Serie A dan Youtefa, di antara Italia dan Jayapura-memangnya ada urusan apa?

Hari ini, ketika mendengar kata Youtefa, kebanyakan orang mungkin segera terbayang pada salah satu ikon baru kota Jayapura. 

Sebuah jembatan megah yang baru saja diresmikan Joko Widodo 28 Oktober. Jembatan ini menghubungkan Jayapura dengan Distrik Muara Tami. 

Sedang bagi sebagian lagi yang menyelesaikan masa bocah dan remaja di Jayapura, Youtefa jauh lebih besar dari jembatan beranggaran 1,8 milyar itu. Youtefa yang lebih besar hadir dalam dua kenangan. 

Pertama, menunjuk pada sebuah teluk dengan pemandangan laut yang indah. Apalagi jika melihatnya dari dataran Skyline. 

Tempo Travel misalnya menulis: Sebagai destinasi wisata bahari, Teluk Youtefa terbilang komplit. Ia memiliki hutan bakau sepanjang 200 meter dari garis pantai.

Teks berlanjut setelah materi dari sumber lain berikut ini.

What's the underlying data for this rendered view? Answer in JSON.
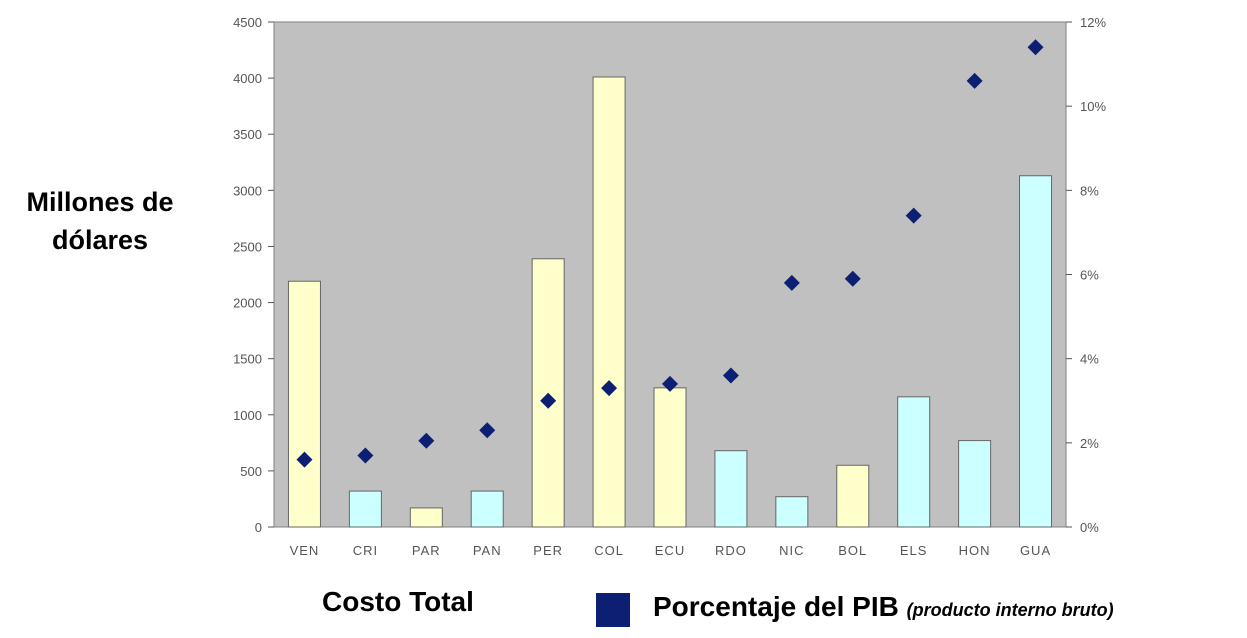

Pohon bakau pun bisa setinggi 7-12 meter, bisa dibayangkan rimbunnya Teluk Youtefa, jauh dari kesan pantai yang terik. Belum lagi ditambah keindahan pantai, tanjung, hutan dataran rendah, Youtefa bisa membuat wisatawan betah. 

Sedang yang kedua, menunjuk pada sebuah kampung kecil yang diberi nama Youtefa. Kampung yang dibentuk dari hubungan sosial multi-etnik Nusantara. Sebab itu juga, Youtefa yang satu ini adalah sejenis penyangga kultural.

Secara geografis, kampung Youtefa ini terletak dekat pasar lama sebelum ke arah Tanah Hitam. Selain itu, posisinya juga terletak di jalan alternatif yang menghubungkan kompleks perumahan BTN Kotaraja dengan pasar lama Abepura.

Posisinya yang berada dekat pasar lama juga menjadi alasan mengapa kampung ini banyak dihuni oleh kaum dagang. 

Pada pedagang ini umumnya datang dari Pulau Sulawesi, khususnya dari Selatan dan Tenggara. Ada juga yang merantau dari Madura. 

Seingat saya, kalau tak salah saat itu ada sebuah gudang milik Rusdi Maswi. Rusdi Maswi adalah manajer Persipura yang juga pemilik toko Sumber Makmur-salah satu toko legendaris yang terletak di lingkaran Abe.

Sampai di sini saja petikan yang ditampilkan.